By Paul MacKenzie-Cummins, Editor and managing director at Clearly PR & Marketing Communications
Ask anyone to describe what a ‘brand’ is and they’ll be quick to answer with the logo, look and feel of the business. But branding goes way beyond what are essentially aesthetics, it is about perception.
The meaning of what branding is has changed over the years. It’s original purpose was rather basic – to physically differentiate one product from another. Take Coca-Cola as an example.
In the 1880s, soda producers were two a penny and the makers of Coca-Cola – then a fledgling company – understood that to encourage consumers to try their product it needed to look different to others. Gillette is another example.
During the 1800s men would go to their local barbers to have a shave. Then in 1901, King. C. Gillette invented the world’s first safety razor, which effectively eradicated the need to send a razor to a barber for sharpening. With its distinctive green packaging emblazoned with Mr Gillette’s face on it, the company established one of the first brands to be known worldwide.
By the mid- to late- twentieth century, the meaning of what a ‘brand’ was began to move beyond simply being a name. Marketers realised that consumers had a greater choice of products and services and how a brand was ‘perceived’ was increasingly influencing buyer behaviour. ‘Perception’, rather than just the packaging and design, now became synonymous with ‘brand’.
Today there is an overuse of the word ‘brand’ – largely because organisations take the stance that simply thinking they are a brand means they are perceived to be one by default by those outside the confines of their four walls. This is not the case.
A ‘brand’, as we know it, is not something that a recruitment agency can bestow upon itself via a beautifully crafted piece of copy on a website or what an advertisement says. It must be earned through its actions.
Put another way,
branding is the essence or promise of what that agency will deliver or the experience it will create.
However, defining exactly what your brand stands for seems to be rather a complex issue for many recruiters.
Indeed, having worked with in excess of 70 recruitment businesses over the years it is clear that there is an identity crisis within the industry.
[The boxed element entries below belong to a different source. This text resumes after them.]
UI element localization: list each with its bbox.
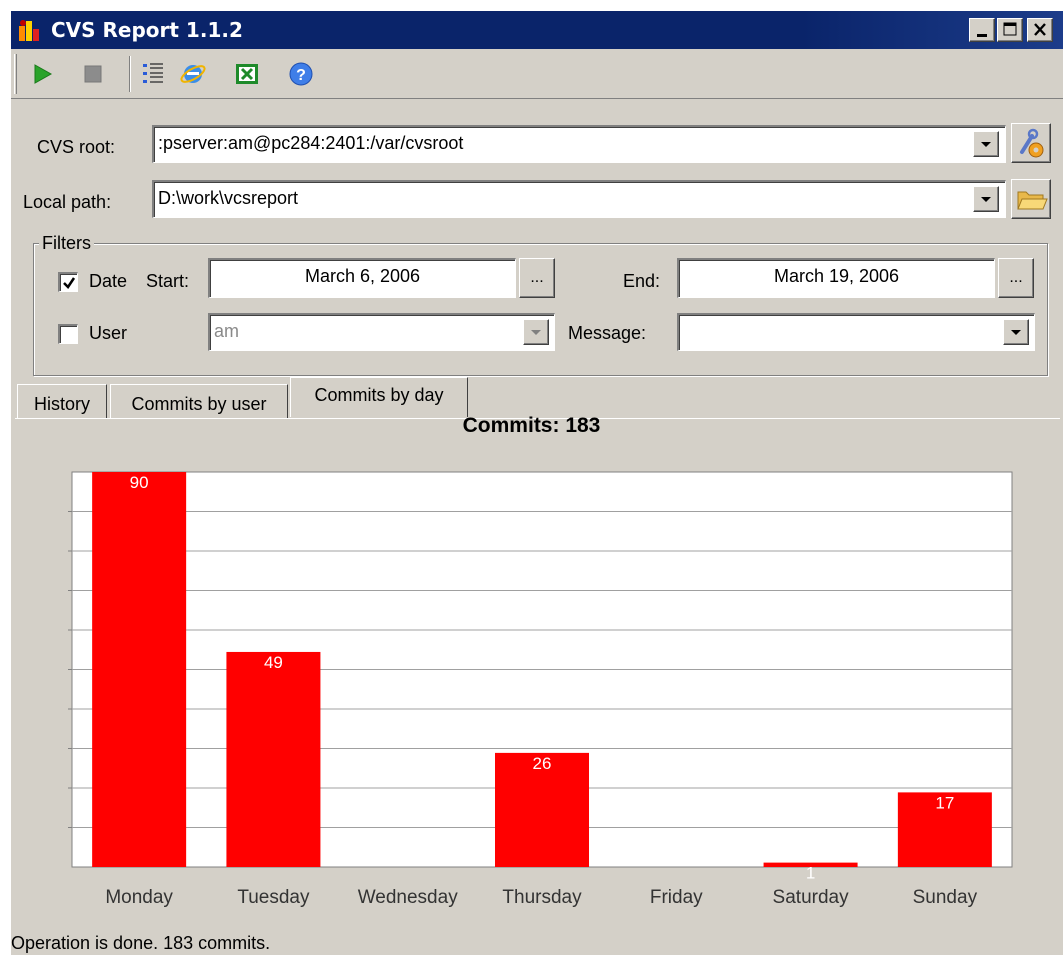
x-tick-label-monday: Monday [105,887,173,908]
bar-tuesday [226,651,321,867]
x-tick-label-saturday: Saturday [773,887,850,908]
data-label-tuesday: 49 [264,653,283,672]
bar-monday [92,472,187,867]
x-tick-label-wednesday: Wednesday [358,887,458,908]
commits-by-day-chart: 90 Monday 49 Tuesday Wednesday 26 Thursday Frid… [68,471,1013,908]
x-tick-label-friday: Friday [650,887,703,908]
x-tick-label-sunday: Sunday [913,887,978,908]
data-label-saturday: 1 [806,864,815,883]
data-label-thursday: 26 [533,754,552,773]
tab-commits-by-day-label: Commits by day [314,385,444,405]
tab-commits-by-day[interactable]: Commits by day [290,377,468,417]
x-tick-label-tuesday: Tuesday [237,887,310,908]
data-label-monday: 90 [130,473,149,492]
x-tick-label-thursday: Thursday [502,887,582,908]
data-label-sunday: 17 [935,793,954,812]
What I mean by this is that many agencies struggle to really define what their USP is and how they ‘think’ they should be positioned. Yet this is critical to understanding what the agency’s brand stands for.
Ask most agency owners and consultants one simple question, What makes your agency different to X, Y, or Z?, and they will either struggle to answer, or they will reply with a bunch of We do… and We are… responses – all of which are self-absorbed and fail to deliver the what’s-in-it-for-me (WIIFM) response that clients really want to hear. They say nothing of what they will deliver nor anything of the experience of working with said agency.
Our strapline for Clearly PR, for instance, places the focus fully on the client:
We enable recruitment businesses to be seen, heard and read by the people they want to do business with most.
So how do others describe what ‘branding’ means? Within the recruitment industry, opinion varies.
In a recent LinkedIn discussion, Mitch Sullivan, managing director at FastTrack Recruitment, described branding as “A value (or set of values) someone associates with a company whenever they hear or see their name.”
Dave Hume, director at Seriously Connected, believes that “there are many who are simply freelancers, micro businesses, who believe they are building a brand, spend too much time on logos and colour schemes…. and not enough time on those values or sets of values.”
Richard York, business manager at Stark Brooks, takes this point a step further. He said that, “values are all well and good…but if those values are not met, they become irrelevant [and] they might have a negative impact.”
Brand, he says, is “about purpose, about what your customers (clients and candidates) say about you to their network. If you have a true purpose, understand it and deliver on it, your reputation becomes your brand. It only matters what others think of your business, not yourself.”
Advertising legend, David Ogilvy suggested that branding is:
The intangible sum of a product’s attributes: its name, packaging, and price, its history, its reputation, and the way it’s advertised.
Seth Godin suggests that:
A brand is the set of expectations, memories, stories and relationships that, taken together, account for a consumer’s decision to choose one product or service over another.
If the consumer (whether it’s a business, a buyer, a voter or a donor) doesn’t pay a premium, make a selection or spread the word, then no brand value exists for that consumer.
In today’s ultra competitive recruitment marketplace, there remains a belief among many recruiters that being a ‘name’ or having great sales patter will suffice. But it won’t, not in the long term anyway.
Customers (i.e. clients and candidates) look to engage partners who stand for something and offer something no one else can.
So think about what you stand for. Resist the temptation to use hyperbole to describe who you are as an agency and what you do, and seek to be the agency that you would want to appoint if you were sat on the other side of the table.